Sans ce certificat, la candidature à un marché peut s’enliser ou une levée de fonds être gelée. L’administration le délivre uniquement lorsque la conformité des déclarations est vérifiable, que toutes des obligations de TVA sont acquittées et qu’apparaît un numéro SIRET valide. À défaut, la procédure s’interrompt brutalement, laissant fournisseurs ou investisseurs se tourner vers des dossiers jugés moins risqués par les comités de crédit.

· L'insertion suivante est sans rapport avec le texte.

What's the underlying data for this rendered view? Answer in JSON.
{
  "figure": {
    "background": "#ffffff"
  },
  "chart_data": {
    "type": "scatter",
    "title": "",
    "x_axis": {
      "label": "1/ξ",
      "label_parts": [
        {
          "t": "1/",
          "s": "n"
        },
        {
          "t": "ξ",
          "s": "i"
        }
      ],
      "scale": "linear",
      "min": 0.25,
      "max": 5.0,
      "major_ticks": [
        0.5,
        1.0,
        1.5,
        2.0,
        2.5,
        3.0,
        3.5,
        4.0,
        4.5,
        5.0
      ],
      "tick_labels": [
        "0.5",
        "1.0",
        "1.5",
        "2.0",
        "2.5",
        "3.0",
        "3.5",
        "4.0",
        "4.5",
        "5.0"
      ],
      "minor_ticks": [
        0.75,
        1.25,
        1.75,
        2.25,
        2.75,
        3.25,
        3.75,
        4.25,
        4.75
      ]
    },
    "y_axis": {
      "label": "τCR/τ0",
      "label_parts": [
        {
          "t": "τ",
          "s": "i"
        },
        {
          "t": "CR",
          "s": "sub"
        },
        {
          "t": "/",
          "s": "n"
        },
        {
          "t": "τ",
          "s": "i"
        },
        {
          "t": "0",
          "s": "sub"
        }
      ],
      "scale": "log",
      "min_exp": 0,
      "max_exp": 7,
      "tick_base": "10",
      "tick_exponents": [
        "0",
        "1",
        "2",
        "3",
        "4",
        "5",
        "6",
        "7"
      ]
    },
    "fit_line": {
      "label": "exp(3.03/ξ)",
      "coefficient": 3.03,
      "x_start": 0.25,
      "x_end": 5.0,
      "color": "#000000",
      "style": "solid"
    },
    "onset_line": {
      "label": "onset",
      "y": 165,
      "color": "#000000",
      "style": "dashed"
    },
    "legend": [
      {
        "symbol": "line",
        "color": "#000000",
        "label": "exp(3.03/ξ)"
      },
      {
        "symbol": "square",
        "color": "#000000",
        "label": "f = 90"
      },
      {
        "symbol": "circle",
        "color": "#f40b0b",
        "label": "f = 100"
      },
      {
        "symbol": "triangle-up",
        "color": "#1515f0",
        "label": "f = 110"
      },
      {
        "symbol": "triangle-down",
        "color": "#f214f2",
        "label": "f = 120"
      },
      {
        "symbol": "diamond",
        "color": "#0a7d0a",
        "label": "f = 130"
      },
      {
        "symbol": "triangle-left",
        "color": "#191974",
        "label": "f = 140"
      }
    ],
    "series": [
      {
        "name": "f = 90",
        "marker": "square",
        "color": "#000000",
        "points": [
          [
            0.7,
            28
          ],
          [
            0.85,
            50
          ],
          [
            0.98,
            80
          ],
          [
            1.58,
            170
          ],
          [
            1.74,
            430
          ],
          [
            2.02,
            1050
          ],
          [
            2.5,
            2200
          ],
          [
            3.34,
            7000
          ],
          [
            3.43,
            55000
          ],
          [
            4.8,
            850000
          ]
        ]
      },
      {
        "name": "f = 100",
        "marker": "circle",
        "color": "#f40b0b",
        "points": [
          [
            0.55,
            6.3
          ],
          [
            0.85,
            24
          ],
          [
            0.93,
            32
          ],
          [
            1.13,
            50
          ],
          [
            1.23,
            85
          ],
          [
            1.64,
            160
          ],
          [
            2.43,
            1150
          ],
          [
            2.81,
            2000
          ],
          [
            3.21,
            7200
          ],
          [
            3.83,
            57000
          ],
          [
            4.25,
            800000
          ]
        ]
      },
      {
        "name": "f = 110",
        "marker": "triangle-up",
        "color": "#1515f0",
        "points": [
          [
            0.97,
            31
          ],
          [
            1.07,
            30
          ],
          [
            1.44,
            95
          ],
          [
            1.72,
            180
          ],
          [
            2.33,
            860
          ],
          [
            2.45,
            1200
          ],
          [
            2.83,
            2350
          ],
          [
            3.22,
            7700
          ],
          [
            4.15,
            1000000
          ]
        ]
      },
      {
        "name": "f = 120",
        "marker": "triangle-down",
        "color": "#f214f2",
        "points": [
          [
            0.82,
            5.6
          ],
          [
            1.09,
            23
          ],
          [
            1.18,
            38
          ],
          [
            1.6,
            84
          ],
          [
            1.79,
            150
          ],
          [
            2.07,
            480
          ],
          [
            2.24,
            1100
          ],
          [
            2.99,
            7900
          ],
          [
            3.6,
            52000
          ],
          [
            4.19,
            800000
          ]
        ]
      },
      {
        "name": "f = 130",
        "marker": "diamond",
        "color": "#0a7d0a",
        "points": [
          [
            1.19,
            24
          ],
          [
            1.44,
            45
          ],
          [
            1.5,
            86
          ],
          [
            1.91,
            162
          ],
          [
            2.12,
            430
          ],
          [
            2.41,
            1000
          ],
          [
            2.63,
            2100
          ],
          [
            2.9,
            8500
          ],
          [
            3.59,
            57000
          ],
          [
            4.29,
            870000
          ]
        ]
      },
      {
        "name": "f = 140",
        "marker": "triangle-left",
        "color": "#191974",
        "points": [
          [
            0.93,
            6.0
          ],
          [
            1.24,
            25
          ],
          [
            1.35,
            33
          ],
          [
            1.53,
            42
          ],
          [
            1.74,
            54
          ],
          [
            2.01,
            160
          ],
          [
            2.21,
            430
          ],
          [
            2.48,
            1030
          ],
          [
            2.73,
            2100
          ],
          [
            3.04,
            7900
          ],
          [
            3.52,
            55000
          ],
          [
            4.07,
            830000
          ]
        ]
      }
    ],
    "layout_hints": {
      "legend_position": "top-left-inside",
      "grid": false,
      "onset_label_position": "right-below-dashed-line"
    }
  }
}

Ce que recouvre l’attestation de régularité fiscale

Pour l’administration fiscale, l’attestation de régularité dresse une photographie précise du profil fiscal d’un professionnel à l’instant T. Elle constitue une preuve de conformité attestant notamment le paiement des impôts exigibles. Ce document se fonde sur les écritures du compte fiscal de l’entreprise et tranquillise tout partenaire exigeant transparence et conformité attendue complète.

En complément des montants versés, le fisc vérifie que l’entreprise a transmis des déclarations à jour puis examine la situation au dernier mois précédent la requête. Pour une entreprise assujettie à la TVA, la taxe collectée et déductible figure aussi dans le contrôle. Les postes examinés sont les suivants :

  • Impôt sur les sociétés ou sur le revenu
  • Taxe sur la valeur ajoutée
  • Contributions sociales
  • Échéanciers ou plans de règlement

Cette revue valide la cohérence de l’attestation.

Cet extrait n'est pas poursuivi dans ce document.